I uninstalled forcedate and ntpclient.
I tried a "S90settop restart" but it didn't change anything.
I then took power off at the wall for a couple of minutes and then did a cold start, and as soon as I could get Telnet access checked the system date (01/01/2000). I then put in the real date and time. With the system fully booted the iPlate showed current time and date (and incrementing), screen saver clock showed current time (and incrementing), and the TV Portal worked.
Then I did a warm restart (standby for a couple of minutes), and had the boot failure (goes through the Humax splash screen and then falls back to standby). Clearly it needs to be in standby for more than a couple of minutes. The front panel clock (in standby) still showed the correct time. Went away, did a couple of chores, came back (about 5 minutes) and did another warm start - booted OK this time, iPlate still intact, Portal OK, screen saver OK (talk about watched pots!).
Next I did a hard reset (from power on). It booted, but the iPlate was back to 00:00 01/01/1970 (frozen), no TV Portal, system time/date 00:00 01/01/2000 (and counting), screen saver 00:00:00 (frozen). Updating the system clock by Telnet did not get the TV Portal back this time round, presumably because it was done some time after the system booted.
I've found out the system time is preserved in standby and warm start, so try that (standby for about 10 minutes). Now it gets really interesting: iPlate 01/01/1970 with time incrementing... not from the time of the warm start but from (I think) the cold start! Screen saver clock also showing the same time (ie 00:00:00 would have been the cold start event). No TV Portal of course. Even weirder, the system time shows 01/01/1970 (not 2000), with the time the same as the iPlate and screen saver.

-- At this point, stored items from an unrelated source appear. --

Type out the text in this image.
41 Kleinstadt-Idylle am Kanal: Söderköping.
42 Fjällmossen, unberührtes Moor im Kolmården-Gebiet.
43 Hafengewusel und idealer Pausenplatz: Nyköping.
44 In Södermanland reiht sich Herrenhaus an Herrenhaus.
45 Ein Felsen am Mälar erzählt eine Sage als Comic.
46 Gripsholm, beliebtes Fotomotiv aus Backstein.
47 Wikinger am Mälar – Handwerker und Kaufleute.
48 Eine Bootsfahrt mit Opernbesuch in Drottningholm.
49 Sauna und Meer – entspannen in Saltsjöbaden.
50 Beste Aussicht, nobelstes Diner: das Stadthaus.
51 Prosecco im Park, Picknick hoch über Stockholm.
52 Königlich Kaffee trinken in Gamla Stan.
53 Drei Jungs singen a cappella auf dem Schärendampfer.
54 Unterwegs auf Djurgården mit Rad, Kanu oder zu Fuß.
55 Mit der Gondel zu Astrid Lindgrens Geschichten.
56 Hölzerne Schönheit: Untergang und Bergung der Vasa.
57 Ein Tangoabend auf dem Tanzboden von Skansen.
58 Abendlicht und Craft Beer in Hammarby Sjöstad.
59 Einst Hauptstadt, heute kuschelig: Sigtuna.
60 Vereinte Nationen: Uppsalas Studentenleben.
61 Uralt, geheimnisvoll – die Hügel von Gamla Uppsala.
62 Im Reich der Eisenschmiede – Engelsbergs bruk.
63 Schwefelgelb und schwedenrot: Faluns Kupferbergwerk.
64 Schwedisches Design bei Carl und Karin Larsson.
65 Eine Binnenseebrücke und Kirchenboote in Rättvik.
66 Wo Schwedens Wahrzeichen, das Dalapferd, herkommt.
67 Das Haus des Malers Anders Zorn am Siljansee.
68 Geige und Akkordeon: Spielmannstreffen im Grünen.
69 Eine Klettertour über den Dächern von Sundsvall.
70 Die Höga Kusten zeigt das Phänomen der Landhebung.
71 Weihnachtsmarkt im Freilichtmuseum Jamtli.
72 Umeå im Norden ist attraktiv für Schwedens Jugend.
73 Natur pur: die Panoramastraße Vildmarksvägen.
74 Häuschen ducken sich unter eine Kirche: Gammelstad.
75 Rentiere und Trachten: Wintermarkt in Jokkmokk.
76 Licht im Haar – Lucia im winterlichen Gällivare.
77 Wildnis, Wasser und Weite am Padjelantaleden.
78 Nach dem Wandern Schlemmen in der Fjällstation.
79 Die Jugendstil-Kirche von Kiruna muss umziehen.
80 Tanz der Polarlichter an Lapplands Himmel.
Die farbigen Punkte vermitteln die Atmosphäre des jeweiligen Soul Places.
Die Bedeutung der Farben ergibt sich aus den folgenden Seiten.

It's like the Humax software is maintaining yet another source of time that resets to 1970 and increments from a cold start, which it uses to initialise the system clock under certain circumstances (whereas the Linux initialises to 2000 if it gets the chance).
I'm pretty confused at the moment and will have to have another look at this with a clearer head. If anybody would care to repeat my results (a necessary part of any scientific investigation) I'm using an HD-FOX (HDR-FOX may or may not respond the same) and the aerial needs to be unplugged.
The relevant Telnet incantation to set the system clock is "date yyyy.mm.dd-hh:mm".